Running out of rules

So far it might all sound a bit crazy, but an AI start-up investor, Ian Hogarth recently shared his concerns in a Financial Times article called, ​‘We must slow down God-like AI’. Here’s what I took away from his ideas:

  • Mind-boggling amounts of money is being poured into AGI development (or, what he calls ​‘God-like AI’), increasing its abilities exponentially.
  • Attempts to discuss the ethics and regulation of AGI are basic at best. AI can accomplish more and more, but the ‘rules’ needed to prevent it from wreaking havoc on people’s lives are almost non-existent. Where rules for AI do exist, they often just create a sort of friendly ​‘face’ for AI that can appear to follow some ethical rules, while the technology behind it continues to develop boundlessly in the background.
  • It seems there is only a tiny group of people attempting to programme the ‘face’ of AI with human-like values (such as kindness and not encouraging harmful human behaviours).

In response, Hogarth has started to invest in what he considers more ‘ethical’ AI developments and even calls for the formation of a UN-style international body to regulate development and prevent harm in the future.

“Nothing new under the sun”

We know tech corporations are monetising and collecting data on more and more corners of our lives – our income, influence, information and interests. One of the reasons these kinds of developments fills me with a sense of dread is because I already feel a daily pull to rely more and more on technology – one that is hard to resist!

As Ecclesiastes will tell us, there’s “nothing new under the sun.” This leads me to ask, am I already missing out on Holy Spirit moments in my day-to-day life because of my reliance on technology? If I’m honest, I’m afraid so.

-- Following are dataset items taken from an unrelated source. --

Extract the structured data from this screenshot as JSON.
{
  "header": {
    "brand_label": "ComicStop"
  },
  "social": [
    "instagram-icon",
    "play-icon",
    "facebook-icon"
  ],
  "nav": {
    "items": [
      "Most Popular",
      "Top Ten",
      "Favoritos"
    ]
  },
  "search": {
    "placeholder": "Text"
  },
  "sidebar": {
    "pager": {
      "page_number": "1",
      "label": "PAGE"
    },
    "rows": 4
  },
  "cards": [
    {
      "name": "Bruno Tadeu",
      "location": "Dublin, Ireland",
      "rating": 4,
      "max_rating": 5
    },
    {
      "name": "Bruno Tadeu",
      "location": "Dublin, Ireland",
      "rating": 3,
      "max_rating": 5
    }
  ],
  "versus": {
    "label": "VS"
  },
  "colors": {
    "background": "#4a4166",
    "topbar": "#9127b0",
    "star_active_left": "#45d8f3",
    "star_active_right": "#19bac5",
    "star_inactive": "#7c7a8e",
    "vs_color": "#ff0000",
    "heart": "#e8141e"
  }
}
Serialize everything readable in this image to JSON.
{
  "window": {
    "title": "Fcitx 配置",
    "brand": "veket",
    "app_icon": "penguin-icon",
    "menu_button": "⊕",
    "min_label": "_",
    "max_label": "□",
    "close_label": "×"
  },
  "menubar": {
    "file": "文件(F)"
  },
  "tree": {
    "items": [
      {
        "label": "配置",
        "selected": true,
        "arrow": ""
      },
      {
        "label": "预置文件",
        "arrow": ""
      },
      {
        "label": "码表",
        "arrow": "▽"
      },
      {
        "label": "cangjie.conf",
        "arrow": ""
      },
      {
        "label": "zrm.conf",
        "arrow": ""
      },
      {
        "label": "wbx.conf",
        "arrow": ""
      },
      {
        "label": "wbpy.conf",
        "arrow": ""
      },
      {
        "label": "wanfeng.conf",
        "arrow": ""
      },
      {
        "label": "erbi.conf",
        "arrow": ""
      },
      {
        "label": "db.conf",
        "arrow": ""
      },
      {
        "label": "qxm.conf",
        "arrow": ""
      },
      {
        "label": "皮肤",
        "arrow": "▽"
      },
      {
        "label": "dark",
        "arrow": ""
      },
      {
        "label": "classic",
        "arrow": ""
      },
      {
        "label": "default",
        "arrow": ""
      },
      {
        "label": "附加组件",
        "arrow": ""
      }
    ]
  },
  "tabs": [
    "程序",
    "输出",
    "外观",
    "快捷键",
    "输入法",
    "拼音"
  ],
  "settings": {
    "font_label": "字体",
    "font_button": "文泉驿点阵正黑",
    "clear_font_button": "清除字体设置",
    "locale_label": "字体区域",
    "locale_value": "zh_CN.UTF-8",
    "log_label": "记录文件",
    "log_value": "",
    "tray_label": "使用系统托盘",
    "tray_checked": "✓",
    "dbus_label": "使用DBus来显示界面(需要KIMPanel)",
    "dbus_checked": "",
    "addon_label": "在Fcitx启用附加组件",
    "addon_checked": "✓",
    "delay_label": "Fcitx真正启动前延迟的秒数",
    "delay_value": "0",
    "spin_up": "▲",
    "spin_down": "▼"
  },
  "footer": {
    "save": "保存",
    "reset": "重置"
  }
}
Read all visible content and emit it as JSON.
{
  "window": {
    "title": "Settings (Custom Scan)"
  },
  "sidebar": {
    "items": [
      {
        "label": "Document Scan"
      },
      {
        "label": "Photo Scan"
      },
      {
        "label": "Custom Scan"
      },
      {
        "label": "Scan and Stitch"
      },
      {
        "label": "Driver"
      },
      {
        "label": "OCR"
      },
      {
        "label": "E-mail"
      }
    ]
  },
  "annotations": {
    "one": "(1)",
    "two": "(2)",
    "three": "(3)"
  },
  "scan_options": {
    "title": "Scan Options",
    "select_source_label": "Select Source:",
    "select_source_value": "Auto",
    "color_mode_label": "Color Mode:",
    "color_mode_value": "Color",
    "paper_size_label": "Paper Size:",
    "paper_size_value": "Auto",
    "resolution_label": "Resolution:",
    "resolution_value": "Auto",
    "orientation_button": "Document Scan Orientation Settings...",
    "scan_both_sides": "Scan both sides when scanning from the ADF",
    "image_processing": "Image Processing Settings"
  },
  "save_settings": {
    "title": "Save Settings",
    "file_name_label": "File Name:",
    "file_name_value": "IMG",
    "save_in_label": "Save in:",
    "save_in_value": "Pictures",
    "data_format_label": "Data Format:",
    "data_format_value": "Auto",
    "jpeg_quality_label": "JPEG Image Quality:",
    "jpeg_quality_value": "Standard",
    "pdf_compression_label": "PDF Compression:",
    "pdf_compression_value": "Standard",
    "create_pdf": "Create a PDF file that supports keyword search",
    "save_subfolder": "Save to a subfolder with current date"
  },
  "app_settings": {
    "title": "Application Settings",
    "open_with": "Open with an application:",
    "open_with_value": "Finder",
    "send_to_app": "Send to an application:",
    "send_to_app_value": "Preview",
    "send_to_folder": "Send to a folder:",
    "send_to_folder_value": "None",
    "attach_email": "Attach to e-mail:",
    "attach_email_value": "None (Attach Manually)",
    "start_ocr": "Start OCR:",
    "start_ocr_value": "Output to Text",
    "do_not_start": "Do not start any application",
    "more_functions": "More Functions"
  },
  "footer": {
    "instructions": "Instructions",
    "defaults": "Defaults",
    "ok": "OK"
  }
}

I love technology and know that God can use all sorts of ways, including tech, to work His will in the world. But much of the tech we use every day is already pushing us towards disconnection.

We are connecting face to face with others less and less.

“As Ecclesiastes will tell us, there’s “nothing new under the sun.” This leads me to ask, am I already missing out on Holy Spirit moments in my day-to-day life because of my reliance on technology? If I’m honest, I’m afraid so.”

Called to connect

However, God has given us the great gift of real human connection and empathy, a gift that we are called to share. In Genesis 2, we read that none of the animals in the Garden of Eden were the right fit for Adam, they were not a suitable helper or aid to be in relationship with him, what the Bible calls an “Ezer”. Similarly, AI is never going to be an ezer for humanity. We need God and His good gift of relationships – connection, empathy, understanding – with Him and with each other. We need the fruits of the Holy Spirit – love, joy, peace, patience, kindness, goodness, faithfulness gentleness, and self-control (gifts which I don’t believe can ever truly be programmed into a bot). Even though I am concerned AI might replace my job one day, and I don’t know what the future holds, I know that it can never replace our calling and our place in God’s story for humanity.